Ce dernier point est confirmé par une question sur "les clés du succès" des projets IA : si la "culture du risque" et l' "attraction des talents" arrivent nettement en tête, il en va autrement des liens avec des centres de recherche, cités comme clés du succès par 10 % des entreprises utilisant déjà l’IA, et un peu plus de 5 % de celles qui ne l’utilisent pas.

Priorité des entreprises : renforcer les liens avec les universités

Lier ces observations sur "les clés du succès" aux "priorités" que se fixent les entreprises en matière d’IA révèle un paradoxe : plus de la moitié des entreprises mettent en effet au premier rang de leurs priorités la nécessité de "renforcer la coopération universités-entreprises", et la "valorisation des chercheurs" arrive en 3e position (environ 40 % des réponses).

La deuxième priorité consiste à "faciliter l’accès aux données publiques" (environ 45 % des réponses).

Deux enjeux majeurs : l’accès aux talents et l’accès aux données

Les "obstacles à surmonter" en matière d’IA pourraient fournir un début d’explication à ce paradoxe : pour les entreprises qui n’utilisent pas déjà l’IA, c’est l’accès aux "compétences clés" qui constitue le principal obstacle (plus de 35 % des réponses), d’où l’importance accordée au renforcement des relations avec les universités et les grandes écoles.

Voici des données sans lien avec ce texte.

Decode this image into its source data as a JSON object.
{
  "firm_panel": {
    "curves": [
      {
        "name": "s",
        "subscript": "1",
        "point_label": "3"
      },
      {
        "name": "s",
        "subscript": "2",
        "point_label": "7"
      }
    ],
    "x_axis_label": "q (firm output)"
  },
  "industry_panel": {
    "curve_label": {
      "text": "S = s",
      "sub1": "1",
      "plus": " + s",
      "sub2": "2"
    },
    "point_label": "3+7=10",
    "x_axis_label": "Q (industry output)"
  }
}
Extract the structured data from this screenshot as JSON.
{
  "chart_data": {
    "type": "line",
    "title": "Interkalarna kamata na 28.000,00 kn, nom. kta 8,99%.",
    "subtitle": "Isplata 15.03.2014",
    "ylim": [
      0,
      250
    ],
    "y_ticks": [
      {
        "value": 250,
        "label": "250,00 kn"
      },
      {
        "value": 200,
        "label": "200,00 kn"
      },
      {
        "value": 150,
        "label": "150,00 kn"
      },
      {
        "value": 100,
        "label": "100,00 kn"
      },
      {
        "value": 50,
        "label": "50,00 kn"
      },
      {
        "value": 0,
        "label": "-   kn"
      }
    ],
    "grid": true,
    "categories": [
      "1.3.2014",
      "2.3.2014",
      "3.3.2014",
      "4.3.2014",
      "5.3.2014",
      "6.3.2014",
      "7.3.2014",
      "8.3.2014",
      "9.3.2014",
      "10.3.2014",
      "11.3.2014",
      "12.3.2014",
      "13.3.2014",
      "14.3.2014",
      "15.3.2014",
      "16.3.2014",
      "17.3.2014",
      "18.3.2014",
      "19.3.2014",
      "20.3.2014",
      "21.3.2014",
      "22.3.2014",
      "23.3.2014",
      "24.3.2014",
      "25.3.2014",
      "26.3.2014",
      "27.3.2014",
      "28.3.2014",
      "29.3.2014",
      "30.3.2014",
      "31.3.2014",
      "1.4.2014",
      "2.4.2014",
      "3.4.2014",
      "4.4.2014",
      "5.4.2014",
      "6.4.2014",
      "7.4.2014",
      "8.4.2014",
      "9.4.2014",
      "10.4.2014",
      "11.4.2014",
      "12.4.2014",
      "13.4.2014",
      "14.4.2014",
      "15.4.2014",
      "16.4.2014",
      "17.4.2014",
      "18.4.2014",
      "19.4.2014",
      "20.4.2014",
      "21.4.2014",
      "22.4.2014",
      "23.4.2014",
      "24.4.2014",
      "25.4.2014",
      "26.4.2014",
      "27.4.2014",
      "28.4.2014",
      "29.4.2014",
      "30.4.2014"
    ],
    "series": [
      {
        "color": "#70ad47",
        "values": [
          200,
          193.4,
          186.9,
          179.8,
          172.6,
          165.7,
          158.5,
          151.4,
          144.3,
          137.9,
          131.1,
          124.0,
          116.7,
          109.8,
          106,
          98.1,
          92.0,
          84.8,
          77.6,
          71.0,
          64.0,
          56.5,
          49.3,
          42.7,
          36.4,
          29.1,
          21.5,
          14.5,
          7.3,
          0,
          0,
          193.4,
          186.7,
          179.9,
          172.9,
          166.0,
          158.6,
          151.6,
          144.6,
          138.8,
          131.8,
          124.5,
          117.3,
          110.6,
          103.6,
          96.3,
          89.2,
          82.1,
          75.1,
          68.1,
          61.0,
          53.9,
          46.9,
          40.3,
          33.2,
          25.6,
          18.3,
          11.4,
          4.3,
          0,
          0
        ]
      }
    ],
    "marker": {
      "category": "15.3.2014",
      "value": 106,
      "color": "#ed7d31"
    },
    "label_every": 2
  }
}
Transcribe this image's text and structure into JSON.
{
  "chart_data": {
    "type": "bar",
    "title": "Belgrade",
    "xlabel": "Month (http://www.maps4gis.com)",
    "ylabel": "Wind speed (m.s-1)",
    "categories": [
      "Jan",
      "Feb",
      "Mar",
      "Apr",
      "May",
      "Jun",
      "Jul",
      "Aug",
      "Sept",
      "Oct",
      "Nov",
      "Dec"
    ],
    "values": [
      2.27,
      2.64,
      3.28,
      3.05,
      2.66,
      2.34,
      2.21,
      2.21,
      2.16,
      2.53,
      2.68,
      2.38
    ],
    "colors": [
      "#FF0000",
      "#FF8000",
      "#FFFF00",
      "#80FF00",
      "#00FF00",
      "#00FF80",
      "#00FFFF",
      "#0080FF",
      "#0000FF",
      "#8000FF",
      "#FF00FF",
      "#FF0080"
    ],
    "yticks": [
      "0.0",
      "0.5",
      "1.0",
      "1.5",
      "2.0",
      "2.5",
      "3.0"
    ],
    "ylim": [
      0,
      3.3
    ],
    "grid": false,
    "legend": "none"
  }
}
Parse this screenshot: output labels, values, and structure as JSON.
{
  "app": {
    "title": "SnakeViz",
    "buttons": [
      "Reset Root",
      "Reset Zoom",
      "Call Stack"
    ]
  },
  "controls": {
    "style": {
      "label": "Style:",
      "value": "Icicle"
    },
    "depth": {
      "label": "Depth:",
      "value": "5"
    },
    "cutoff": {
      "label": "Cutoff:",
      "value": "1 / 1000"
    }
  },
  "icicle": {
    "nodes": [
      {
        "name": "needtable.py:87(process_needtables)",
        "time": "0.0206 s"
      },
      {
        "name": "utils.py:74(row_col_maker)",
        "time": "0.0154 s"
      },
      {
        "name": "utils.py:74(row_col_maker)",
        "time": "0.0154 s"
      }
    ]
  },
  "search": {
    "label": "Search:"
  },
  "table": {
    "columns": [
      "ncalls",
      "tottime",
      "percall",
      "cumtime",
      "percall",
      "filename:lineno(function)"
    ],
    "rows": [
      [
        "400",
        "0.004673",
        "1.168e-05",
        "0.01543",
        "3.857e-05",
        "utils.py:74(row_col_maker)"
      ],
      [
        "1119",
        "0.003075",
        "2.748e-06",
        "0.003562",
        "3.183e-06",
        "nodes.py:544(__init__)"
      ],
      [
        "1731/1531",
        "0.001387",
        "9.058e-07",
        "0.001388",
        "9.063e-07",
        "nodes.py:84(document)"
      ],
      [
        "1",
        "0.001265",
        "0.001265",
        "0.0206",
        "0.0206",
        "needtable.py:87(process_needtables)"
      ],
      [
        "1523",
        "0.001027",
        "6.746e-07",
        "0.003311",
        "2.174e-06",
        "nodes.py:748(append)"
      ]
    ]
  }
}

Les entreprises utilisatrices cherchent elles aussi des "compétences clés" (15 % des réponses), mais c’est l’accès aux "données pertinentes" qui arrive très largement en tête de leurs préoccupations (près de 40 % des réponses).

Des attentes différentes selon le degré d’appropriation de l’IA

Les principales visées des entreprises à travers l’IA diffèrent selon qu’elles utilisent déjà ou non ces technologies : les entreprises utilisatrices – qui sont selon l’enquête surtout des start-up et des grandes entreprises – misent sur l’IA essentiellement pour une "stratégie de croissance". Celles qui ne l’utilisent pas encore – en majorité les ETI et les PME – en espèrent davantage de profits, de gains de productivité, de réduction des coûts et une amélioration de l’organisation interne.

L’aide au diagnostic et à la décision, ainsi que la reconnaissance d’images, sont les fonctions pour lesquelles l’IA est la plus sollicitée dans les entreprises. Il est à noter, soulignent les auteurs, que "les fonctions RH et management des risques utilisent relativement peu l’IA, alors que sur les marchés anglo-saxons plus matures, les applications de l’IA pour ces fonctions sont très développées".